WINTER and SPRING 2024 Course Materials - Includes text and access

WebAssign for Larson' Calculus, Instant Access 9780357749289 

 

AMS 261 IS ALSO OFFERED DURING SUMMER SESSION. CHECK THE SUMMER SESSION UNDERGRADUATE BULLETIN FOR DATES.

Topics
1. Vector algebra and analytic geometry in two and three dimensions  - 6 hours
2. Multivariate Differential Calculus- partial derivatives and gradients, tangent planes - 6 hours
3. Optimization: maxima and minima, Lagrange multipliers - 6 hours
4.  Multivariate Integral Calculus:  double and triple integrals, change of variables and Jacobians, polar coordinates, applications to probability - 10 hours
5 . Vector Calculus: vector-valued functions, curves in space, linear integrals, surface integrals, Green's Theorem, Stoke's Theorem - 10 hours
6. Review and Tests - 4 hours

 

Learning Outcomes for AMS 261, Applied Calculus III

1.) Demonstrate a firm understanding of the vector algebra and the geometry of two-and three-dimensional space. Specifically students should be able to:
       * explain and apply both the geometric and algebraic properties of vectors in two and three dimensions.
       * compute dot and cross products, and explain their geometric meaning.
       * sketch and interpret vector-valued functions in two and three dimensions.
       * differentiate and integrate vector-valued functions.
       * explain and apply polar, cylindrical and spherical coordinate systems.

2.) Demonstrate an understanding of scalar functions in several dimensions, and the application of differential and integral calculus to multi-variable functions. Specifically students should be able to:
        * describe and sketch curves and surfaces in three-dimensional space.
        * compute the partial derivatives of multi-variable functions.
        * compute and explain directional derivatives and gradients.
        * determine the extreme values of multiple variable functions.
        * use Lagrange multipliers to solve constrained optimizations problems.
        * solve double- and triple-integrals using iterated integration.
        * set up double- and triple-integrations problems in both Cartesian and curvilinear coordinate systems.
        * explain and apply the use of Jacobians in solving double- and triple-integrals by coordinate substitution.

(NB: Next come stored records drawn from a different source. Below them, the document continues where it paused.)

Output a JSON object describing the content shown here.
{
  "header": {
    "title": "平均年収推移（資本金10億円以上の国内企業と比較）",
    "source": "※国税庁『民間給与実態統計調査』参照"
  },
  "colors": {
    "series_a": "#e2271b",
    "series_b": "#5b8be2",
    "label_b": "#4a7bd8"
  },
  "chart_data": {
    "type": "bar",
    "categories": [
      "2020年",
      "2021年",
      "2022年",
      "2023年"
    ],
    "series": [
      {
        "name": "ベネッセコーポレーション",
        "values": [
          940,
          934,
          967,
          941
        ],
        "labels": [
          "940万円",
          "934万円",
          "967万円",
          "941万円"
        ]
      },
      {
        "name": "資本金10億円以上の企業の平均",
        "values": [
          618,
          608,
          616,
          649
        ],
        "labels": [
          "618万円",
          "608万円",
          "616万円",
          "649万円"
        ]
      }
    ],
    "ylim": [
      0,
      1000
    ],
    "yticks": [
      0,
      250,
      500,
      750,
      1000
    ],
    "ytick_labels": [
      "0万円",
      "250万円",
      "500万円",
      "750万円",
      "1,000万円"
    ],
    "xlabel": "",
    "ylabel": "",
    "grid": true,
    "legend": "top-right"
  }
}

3.) Demonstrate an understanding of the fundamental concepts of vector algebra and vector calculus; specifically students should be able to:
        * describe and sketch vector fields in two and three dimensions.
        * compute and interpret line and surface integrals through scalar or vector fields.
        * explain and apply Green’s Theorem.
        * explain and apply the Divergence Theorem.
        * explain and apply Stokes’ Theorem.

4.) Strengthen ability in communicating and translating of mathematical concepts, models to real world settings:
        * present solutions to problems in a clear, well-laid out fashion; 
        * explain key concepts from the class in written English;
         *convert problems described in written English into an appropriate mathematical form; 
         * convert the mathematical solutions into a written answer. 
         * use the maple computer program as an aid in solving and visualizing mathematical problems.